Method. Run on 432 distinct organic queries (Mar–Jun 2026). Before analysis, 212 internal demo, eval, and test traces — 28% of all queries, mostly a rehearsed Target pitch — were filtered out, then exact duplicates collapsed. Full funnel in the footer.
Ten input types, ranked by share of queries. Most queries carry two or three signals at once, so shares sum past 100%. The top two — naming a category and naming a demographic — are things a basic filter could do; the value-add capabilities sit lower down.
The remainder is idiosyncratic but real: named-talent seeds ("put on Dearica Hamby, Maya Brady"), brand / show / URL seeds (creiadrinks.com, HGTV, Sun Bum, Love Island), niche descriptors ("black haircare," "salty snacks," "old Hollywood glamour," "cowboy / midwestern / heartland"), and broad browse-all requests — the surface area a fixed keyword vocabulary misses.

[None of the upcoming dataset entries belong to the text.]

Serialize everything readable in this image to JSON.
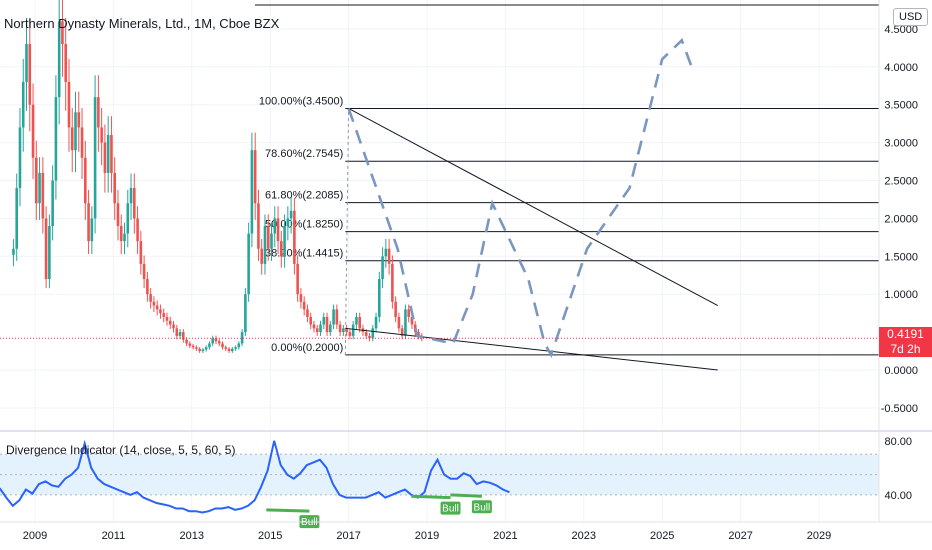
{
  "header": {
    "title": "Northern Dynasty Minerals, Ltd., 1M, Cboe BZX",
    "currency_button": "USD"
  },
  "price_label": {
    "price": "0.4191",
    "countdown": "7d 2h"
  },
  "oscillator": {
    "title": "Divergence Indicator (14, close, 5, 5, 60, 5)",
    "y_ticks": [
      "80.00",
      "40.00"
    ],
    "bull_labels": [
      "Bull",
      "Bull",
      "Bull"
    ]
  },
  "chart_data": [
    {
      "type": "candlestick",
      "x_ticks": [
        "2009",
        "2011",
        "2013",
        "2015",
        "2017",
        "2019",
        "2021",
        "2023",
        "2025",
        "2027",
        "2029"
      ],
      "y_ticks": [
        "4.5000",
        "4.0000",
        "3.5000",
        "3.0000",
        "2.5000",
        "2.0000",
        "1.5000",
        "1.0000",
        "0.0000",
        "-0.5000"
      ],
      "ylim": [
        -0.55,
        4.65
      ],
      "fib_levels": [
        {
          "label": "100.00%(3.4500)",
          "value": 3.45
        },
        {
          "label": "78.60%(2.7545)",
          "value": 2.7545
        },
        {
          "label": "61.80%(2.2085)",
          "value": 2.2085
        },
        {
          "label": "50.00%(1.8250)",
          "value": 1.825
        },
        {
          "label": "38.20%(1.4415)",
          "value": 1.4415
        },
        {
          "label": "0.00%(0.2000)",
          "value": 0.2
        }
      ],
      "candles_close": [
        1.6,
        2.4,
        3.2,
        3.8,
        4.3,
        3.5,
        2.8,
        2.2,
        2.6,
        2.0,
        1.2,
        1.9,
        2.5,
        3.6,
        4.6,
        4.3,
        3.8,
        3.2,
        2.9,
        3.4,
        3.2,
        2.8,
        2.2,
        1.7,
        2.0,
        3.6,
        3.2,
        3.0,
        2.6,
        3.1,
        2.6,
        2.2,
        1.9,
        1.7,
        1.8,
        2.2,
        2.4,
        2.0,
        1.7,
        1.4,
        1.2,
        1.0,
        0.9,
        0.85,
        0.8,
        0.75,
        0.7,
        0.65,
        0.6,
        0.55,
        0.45,
        0.5,
        0.4,
        0.35,
        0.32,
        0.3,
        0.28,
        0.25,
        0.27,
        0.3,
        0.35,
        0.42,
        0.38,
        0.35,
        0.3,
        0.28,
        0.25,
        0.28,
        0.3,
        0.35,
        0.5,
        1.0,
        1.8,
        2.9,
        2.2,
        1.6,
        1.4,
        1.9,
        1.6,
        1.8,
        2.0,
        1.7,
        1.5,
        1.9,
        2.0,
        2.1,
        1.4,
        1.0,
        0.9,
        0.8,
        0.7,
        0.6,
        0.55,
        0.5,
        0.6,
        0.7,
        0.5,
        0.6,
        0.8,
        0.6,
        0.5,
        0.55,
        0.5,
        0.45,
        0.6,
        0.7,
        0.55,
        0.5,
        0.45,
        0.42,
        0.55,
        0.7,
        1.2,
        1.5,
        1.6,
        1.4,
        0.9,
        0.7,
        0.55,
        0.45,
        0.8,
        0.7,
        0.6,
        0.5,
        0.45,
        0.42
      ],
      "wedge_upper": {
        "from": [
          "2017-01",
          3.45
        ],
        "to": [
          "2026-06",
          0.85
        ]
      },
      "wedge_lower": {
        "from": [
          "2016-12",
          0.55
        ],
        "to": [
          "2026-06",
          0.0
        ]
      },
      "projection_path": [
        [
          "2017-01",
          3.45
        ],
        [
          "2018-04",
          1.6
        ],
        [
          "2018-10",
          0.45
        ],
        [
          "2019-09",
          0.35
        ],
        [
          "2020-03",
          1.0
        ],
        [
          "2020-09",
          2.2
        ],
        [
          "2021-08",
          1.2
        ],
        [
          "2022-01",
          0.35
        ],
        [
          "2022-03",
          0.2
        ],
        [
          "2023-02",
          1.6
        ],
        [
          "2024-03",
          2.4
        ],
        [
          "2025-01",
          4.1
        ],
        [
          "2025-07",
          4.35
        ],
        [
          "2025-10",
          4.0
        ]
      ],
      "colors": {
        "up": "#26a69a",
        "down": "#ef5350",
        "projection": "#7b96bf",
        "fib": "#131722",
        "price_line": "#f23645"
      }
    },
    {
      "type": "line",
      "name": "Divergence Indicator",
      "ylim": [
        20,
        85
      ],
      "band": [
        40,
        70
      ],
      "values": [
        45,
        38,
        32,
        36,
        44,
        41,
        48,
        50,
        47,
        46,
        52,
        55,
        60,
        78,
        60,
        52,
        48,
        46,
        44,
        42,
        40,
        42,
        38,
        36,
        34,
        33,
        32,
        30,
        30,
        28,
        28,
        27,
        28,
        30,
        30,
        31,
        29,
        30,
        32,
        36,
        46,
        58,
        80,
        62,
        55,
        52,
        56,
        62,
        64,
        66,
        60,
        48,
        40,
        38,
        38,
        38,
        38,
        40,
        42,
        38,
        40,
        42,
        44,
        40,
        38,
        42,
        58,
        66,
        55,
        52,
        52,
        56,
        54,
        48,
        50,
        49,
        47,
        44,
        42
      ]
    }
  ]
}
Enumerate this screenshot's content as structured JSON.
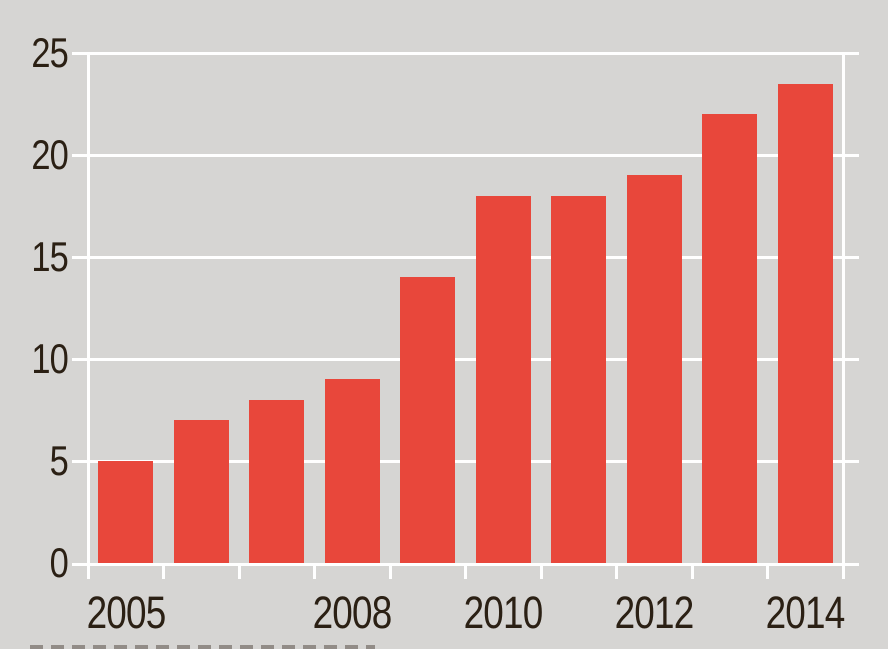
{
  "chart_data": {
    "type": "bar",
    "categories": [
      "2005",
      "2006",
      "2007",
      "2008",
      "2009",
      "2010",
      "2011",
      "2012",
      "2013",
      "2014"
    ],
    "values": [
      5,
      7,
      8,
      9,
      14,
      18,
      18,
      19,
      22,
      23.5
    ],
    "title": "",
    "xlabel": "",
    "ylabel": "",
    "ylim": [
      0,
      25
    ],
    "ytick_values": [
      0,
      5,
      10,
      15,
      20,
      25
    ],
    "ytick_labels": [
      "0",
      "5",
      "10",
      "15",
      "20",
      "25"
    ],
    "xticks": [
      {
        "label": "2005",
        "slot": 0
      },
      {
        "label": "2008",
        "slot": 3
      },
      {
        "label": "2010",
        "slot": 5
      },
      {
        "label": "2012",
        "slot": 7
      },
      {
        "label": "2014",
        "slot": 9
      }
    ],
    "grid": "horizontal",
    "legend": "none",
    "colors": {
      "bar": "#e8473b",
      "background": "#d6d5d3",
      "gridline": "#ffffff",
      "tick_label": "#2b2014"
    }
  }
}
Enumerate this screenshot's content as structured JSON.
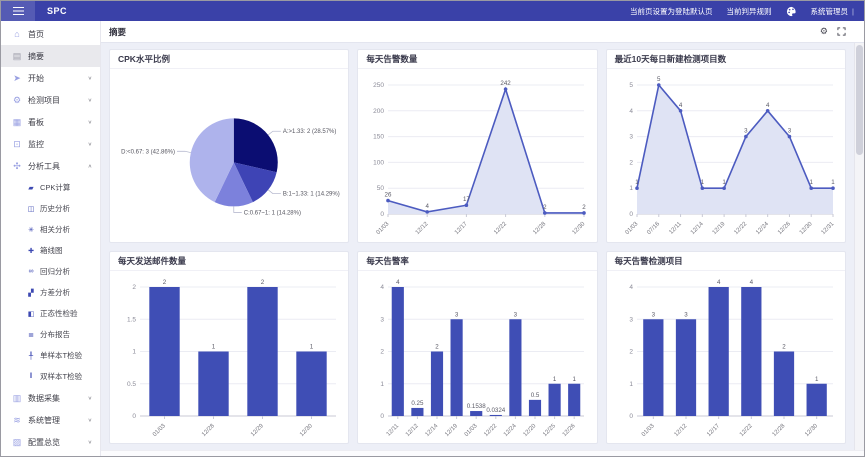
{
  "navbar": {
    "brand": "SPC",
    "set_default_link": "当前页设置为登陆默认页",
    "judge_rules_link": "当前判异规则",
    "user": "系统管理员",
    "user_divider": "|"
  },
  "tabbar": {
    "active_tab": "摘要"
  },
  "sidebar": {
    "items": [
      {
        "id": "home",
        "label": "首页",
        "icon": "home"
      },
      {
        "id": "summary",
        "label": "摘要",
        "icon": "summary",
        "active": true
      },
      {
        "id": "start",
        "label": "开始",
        "icon": "start",
        "chevron": "down"
      },
      {
        "id": "detection-items",
        "label": "检测项目",
        "icon": "gear",
        "chevron": "down"
      },
      {
        "id": "board",
        "label": "看板",
        "icon": "board",
        "chevron": "down"
      },
      {
        "id": "monitor",
        "label": "监控",
        "icon": "monitor",
        "chevron": "down"
      },
      {
        "id": "analysis-tools",
        "label": "分析工具",
        "icon": "analysis",
        "chevron": "up",
        "expanded": true,
        "children": [
          {
            "id": "cpk-calc",
            "label": "CPK计算",
            "icon": "cpk"
          },
          {
            "id": "history-analysis",
            "label": "历史分析",
            "icon": "history"
          },
          {
            "id": "correlation-analysis",
            "label": "相关分析",
            "icon": "correlation"
          },
          {
            "id": "boxplot",
            "label": "箱线图",
            "icon": "boxplot"
          },
          {
            "id": "regression-analysis",
            "label": "回归分析",
            "icon": "regression"
          },
          {
            "id": "anova",
            "label": "方差分析",
            "icon": "anova"
          },
          {
            "id": "normality-test",
            "label": "正态性检验",
            "icon": "normality"
          },
          {
            "id": "distribution-report",
            "label": "分布报告",
            "icon": "distribution"
          },
          {
            "id": "one-sample-t-test",
            "label": "单样本T检验",
            "icon": "t-one"
          },
          {
            "id": "two-sample-t-test",
            "label": "双样本T检验",
            "icon": "t-two"
          }
        ]
      },
      {
        "id": "data-collection",
        "label": "数据采集",
        "icon": "data",
        "chevron": "down"
      },
      {
        "id": "system-management",
        "label": "系统管理",
        "icon": "system",
        "chevron": "down"
      },
      {
        "id": "config-overview",
        "label": "配置总览",
        "icon": "config",
        "chevron": "down"
      }
    ]
  },
  "colors": {
    "navbar_bg": "#3a41a8",
    "content_bg": "#edeff7",
    "bar": "#3f4eb5",
    "line": "#4c5bc0",
    "area": "#dfe3f4",
    "pie": [
      "#0b0d72",
      "#3e44b5",
      "#7c81dc",
      "#aeb3ec"
    ]
  },
  "panels": [
    {
      "id": "cpk-level-ratio",
      "title": "CPK水平比例",
      "chart_data": {
        "type": "pie",
        "categories": [
          "A:>1.33",
          "B:1~1.33",
          "C:0.67~1",
          "D:<0.67"
        ],
        "values": [
          2,
          1,
          1,
          3
        ],
        "percents": [
          28.57,
          14.29,
          14.28,
          42.86
        ],
        "labels": [
          "A:>1.33: 2 (28.57%)",
          "B:1~1.33: 1 (14.29%)",
          "C:0.67~1: 1 (14.28%)",
          "D:<0.67: 3 (42.86%)"
        ],
        "colors": [
          "#0b0d72",
          "#3e44b5",
          "#7c81dc",
          "#aeb3ec"
        ]
      }
    },
    {
      "id": "daily-alert-count",
      "title": "每天告警数量",
      "chart_data": {
        "type": "line",
        "x": [
          "01/03",
          "12/12",
          "12/17",
          "12/22",
          "12/28",
          "12/30"
        ],
        "values": [
          26,
          4,
          17,
          242,
          2,
          2
        ],
        "ylim": [
          0,
          250
        ],
        "yticks": [
          0,
          50,
          100,
          150,
          200,
          250
        ],
        "color": "#4c5bc0",
        "area": "#dfe3f4"
      }
    },
    {
      "id": "new-detection-items-10d",
      "title": "最近10天每日新建检测项目数",
      "chart_data": {
        "type": "line",
        "x": [
          "01/03",
          "07/16",
          "12/11",
          "12/14",
          "12/19",
          "12/22",
          "12/24",
          "12/26",
          "12/30",
          "12/31"
        ],
        "values": [
          1,
          5,
          4,
          1,
          1,
          3,
          4,
          3,
          1,
          1
        ],
        "ylim": [
          0,
          5
        ],
        "yticks": [
          0,
          1,
          2,
          3,
          4,
          5
        ],
        "color": "#4c5bc0",
        "area": "#dfe3f4"
      }
    },
    {
      "id": "daily-emails-sent",
      "title": "每天发送邮件数量",
      "chart_data": {
        "type": "bar",
        "x": [
          "01/03",
          "12/28",
          "12/29",
          "12/30"
        ],
        "values": [
          2,
          1,
          2,
          1
        ],
        "ylim": [
          0,
          2
        ],
        "yticks": [
          0,
          0.5,
          1,
          1.5,
          2
        ],
        "color": "#3f4eb5"
      }
    },
    {
      "id": "daily-alert-rate",
      "title": "每天告警率",
      "chart_data": {
        "type": "bar",
        "x": [
          "12/11",
          "12/12",
          "12/14",
          "12/19",
          "01/03",
          "12/22",
          "12/24",
          "12/20",
          "12/25",
          "12/26"
        ],
        "values": [
          4,
          0.25,
          2,
          3,
          0.1538,
          0.0324,
          3,
          0.5,
          1,
          1
        ],
        "ylim": [
          0,
          4
        ],
        "yticks": [
          0,
          1,
          2,
          3,
          4
        ],
        "color": "#3f4eb5"
      }
    },
    {
      "id": "daily-alert-detection-items",
      "title": "每天告警检测项目",
      "chart_data": {
        "type": "bar",
        "x": [
          "01/03",
          "12/12",
          "12/17",
          "12/22",
          "12/28",
          "12/30"
        ],
        "values": [
          3,
          3,
          4,
          4,
          2,
          1
        ],
        "ylim": [
          0,
          4
        ],
        "yticks": [
          0,
          1,
          2,
          3,
          4
        ],
        "color": "#3f4eb5"
      }
    }
  ]
}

Short and typed like a search box, not a chatbot. Two-thirds are eight words or fewer, and bare keywords beat full sentences three to one — people expect to drop in a noun phrase and get a list back.
Two vocabularies show up: verticals that describe the creator, and brands that describe the creator's audience. Sports, beauty, and lifestyle lead the creator side; the brand side is a long, varied tail of real campaign anchors.
Three patterns that read as product surfaces rather than search modes — each a concrete thing to build or fix.
Customers counting results and pushing back when a set feels short or wrong. The clearest evidence pointing at recall and coverage — your top reported bug cluster — coming straight from the query log.
Users hand the agent a person, brand, show, or URL and expect "more like this" — named talent, Sun Bum, HGTV, Love Island, a drinks brand's homepage. A distinct intent from attribute filtering, and currently unsupported.
A recurring "show me everything, I'll filter" request — users who want to explore the catalog rather than craft a query. Suggests a browse / faceted entry point alongside the search box.